The song was developed out of two separate song ideas that were combined with the help of producer Robert John "Mutt" Lange. One of the ideas was the "Juke Box Hero" portion that Jones had developed and the other was developed by Gramm and had been called "Take One Guitar".

This song was also re-recorded live at a 2005 Las Vegas concert where it includes portions of the Led Zeppelin song "Whole Lotta Love" (from Led Zeppelin II), and released on Foreigner's Extended Versions album. A live version of "Juke Box Hero" was also released on the 2014 album Best of Foreigner 4 & More.

This song later became the namesake of, and was included in, the coming-of-age jukebox musical Jukebox Hero, based on the songs of Foreigner. The musical premiered in February 2019 at the Ed Mirvish Theatre in Toronto, Ontario, with a book by Dick Clement and Ian LaFrenais, and an all-Canadian cast led by Nova Scotian actor/singer Geordie Brown.

==Reception==
Ultimate Classic Rock critic Matt Wardlaw ranked "Juke Box Hero" as Foreigner's all time greatest song, stating that "for anyone who has ever been on the wrong side of a sold-out concert, "Juke Box Hero" will touch a chord." Billboard called it "a snarling rocker featuring tough guitar breaks and hot vocals." Billboard reviewer Gary Graff rated "Juke Box Hero" to be Foreigner's 5th greatest song.

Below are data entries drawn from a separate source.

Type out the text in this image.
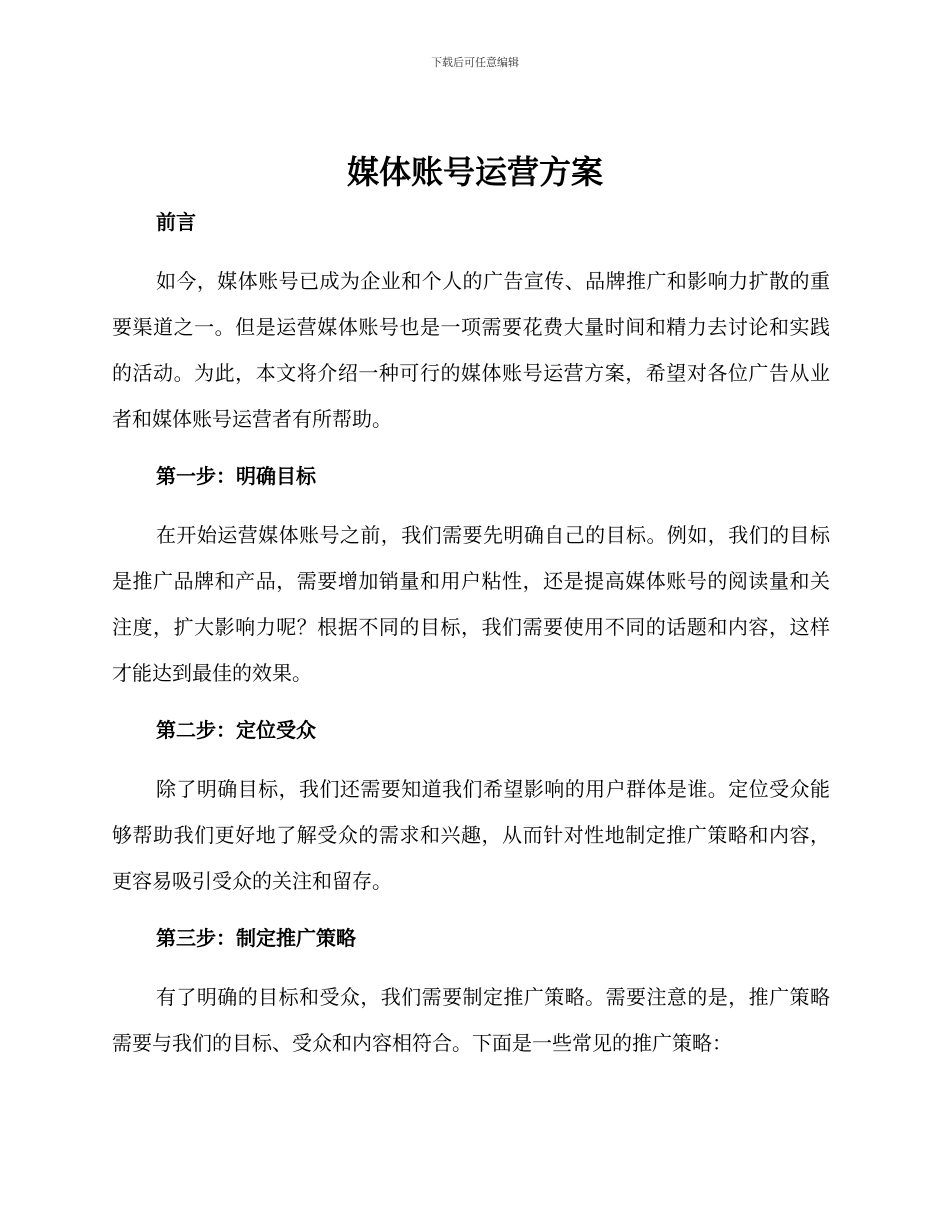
下载后可任意编辑
媒体账号运营方案
前言

如今，媒体账号已成为企业和个人的广告宣传、品牌推广和影响力扩散的重要渠道之一。但是运营媒体账号也是一项需要花费大量时间和精力去讨论和实践的活动。为此，本文将介绍一种可行的媒体账号运营方案，希望对各位广告从业者和媒体账号运营者有所帮助。

第一步：明确目标

在开始运营媒体账号之前，我们需要先明确自己的目标。例如，我们的目标是推广品牌和产品，需要增加销量和用户粘性，还是提高媒体账号的阅读量和关注度，扩大影响力呢？根据不同的目标，我们需要使用不同的话题和内容，这样才能达到最佳的效果。

第二步：定位受众

除了明确目标，我们还需要知道我们希望影响的用户群体是谁。定位受众能够帮助我们更好地了解受众的需求和兴趣，从而针对性地制定推广策略和内容，更容易吸引受众的关注和留存。

第三步：制定推广策略

有了明确的目标和受众，我们需要制定推广策略。需要注意的是，推广策略需要与我们的目标、受众和内容相符合。下面是一些常见的推广策略：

Although the physical 45 sold fewer than 500,000 copies, "Juke Box Hero" has been certified platinum by the RIAA for over a million digital downloads.

== Personnel ==
=== Foreigner ===
- Lou Gramm – lead vocals
- Mick Jones – lead and rhythm guitars, backing vocals
- Rick Wills – bass guitar, backing vocals
- Dennis Elliott – drums

=== Additional personnel ===
- Thomas Dolby – main synthesizers
- Larry Fast – sequential synthesizer
- Ian Lloyd – backing vocals
- Robert John "Mutt" Lange – backing vocals

==Chart history==

| Chart (1982) | Peak position |
|---|---|
| Australia (Kent Music Report) | 53 |
| Canada RPM Top Singles | 39 |
| Germany | 24 |
| South Africa (Springbok) | 7 |
| UK (The Official Charts Company) | 48 |
| US Billboard Hot 100 | 26 |
| US Billboard Mainstream Rock | 3 |
| US Cash Box Top 100 | 34 |

==Certifications==

| Region | Certification | Certified units/sales |
| New Zealand (RMNZ) | Gold | 15,000^{‡} |
| United States (RIAA) | Platinum | 1,000,000^{‡} |
^{‡} Sales+streaming figures based on certification alone.